Fairytale
5.9
Fairytale

Film de Alexandre Sokourov (2022)

Hitler, Mussolini, Churchill et Staline sont dans un hammam, qui en sort ?

C'est entre 40 kg d'haltères et une fin de séance à la salle de sport qu'un futur prof de cinéma s'est avancé vers moi avec de l'intéret pour mes tatouages. Après un court échange sur le sport, l'orientation, l'avenir et surtout le cinéma, il m'a recommandé Fairytale, un film faisant écho à l'esthétique de mes marques noires sur la peau. Ne me donnant aucun indice sur les tenants du film, j'ai décidé de suivre son conseil en ne prenant aucune info en avance et me suis précipité à mon ciné d'auteur local pour le voir.
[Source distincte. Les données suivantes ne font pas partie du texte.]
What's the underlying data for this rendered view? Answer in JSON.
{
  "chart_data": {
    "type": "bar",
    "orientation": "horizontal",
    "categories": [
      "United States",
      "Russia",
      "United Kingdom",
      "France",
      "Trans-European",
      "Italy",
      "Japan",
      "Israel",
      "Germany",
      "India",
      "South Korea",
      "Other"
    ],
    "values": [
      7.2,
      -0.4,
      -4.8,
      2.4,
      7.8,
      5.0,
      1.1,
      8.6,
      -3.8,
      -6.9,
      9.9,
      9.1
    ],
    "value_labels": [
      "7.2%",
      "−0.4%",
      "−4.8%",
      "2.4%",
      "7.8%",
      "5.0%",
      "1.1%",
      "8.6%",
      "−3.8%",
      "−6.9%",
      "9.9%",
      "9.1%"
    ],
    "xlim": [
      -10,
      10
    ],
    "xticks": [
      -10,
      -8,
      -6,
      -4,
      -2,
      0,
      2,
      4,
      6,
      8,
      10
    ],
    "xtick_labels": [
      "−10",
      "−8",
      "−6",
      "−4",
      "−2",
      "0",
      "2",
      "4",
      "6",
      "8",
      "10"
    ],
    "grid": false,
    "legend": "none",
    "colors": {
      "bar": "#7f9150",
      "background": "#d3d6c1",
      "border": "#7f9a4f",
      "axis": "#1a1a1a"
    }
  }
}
Ainsi, dans un fracas oppressent marquant le début du film, je ne pus que comprendre la chaude recommandation que l'on m'avait faite. Gravure à la Gustave Doré, photos d'archives et collages à l'esthétique Lovecraftienne, nous nous retrouvons plongés dans le purgatoire de Doré voir le premier cercle des Enfers de Dante. Face à nous, se dresse ce que l'humanité a produit de pire parmi ses membres, et pourtant. Sous l'insatisfaction et les regrets de l'infatigable tyran Hitler, un Staline mal en point, un Churchill addict à la Reine et un Mussolini travestissant le socialisme qu'il a détruit par le passé, se cache en fait de bons vivants dont les différences n'ont d'égales que leur proximité finale dans ce purgatoire. Ainsi, au travers d'une marée humaine, nos dictateurs passent le temps, patientant que leur accès au paradis ou l'enfer se dresse devant leur chemin, nous offrant ainsi des situations ubuesques d'un Hitler brûlant un frêle moulin à vent en imaginant Paris, un Churchill aggripé à un téléphone étrangement immense ou même un Mussolini à cheval, se demandant pourquoi est il dessus.


Le film est très expérimental et au-delà de son esthétique d'Antiquité, il propose un cinéma très moderne tant dans son procédé de fabrication que ses idées. On y voit la technologie Deepfake utilisée à son paroxysme et des effets d'incrustations dans les collages quasi-invisibles. Les dialogues jouent à merveille le rôle que remplissent ces personnages. Nous y voyons alors une justice qui ne vient pas, mettant en difficulté dieu lui-même. Jésus quant à lui, quasi-mort, est le personnage énigmatique, laissé pour compte par son propre père et condamné à attendre en subissant la présence des odieux personnages qui l'entourent. Doit-on y voir une symbolique entre la religion et les régimes politiques qui l'ont tous instrumentalisés ? Question en suspens. Le film reste, en tout cas, énigmatique quant à l'éventuel message qu'il souhaite passer.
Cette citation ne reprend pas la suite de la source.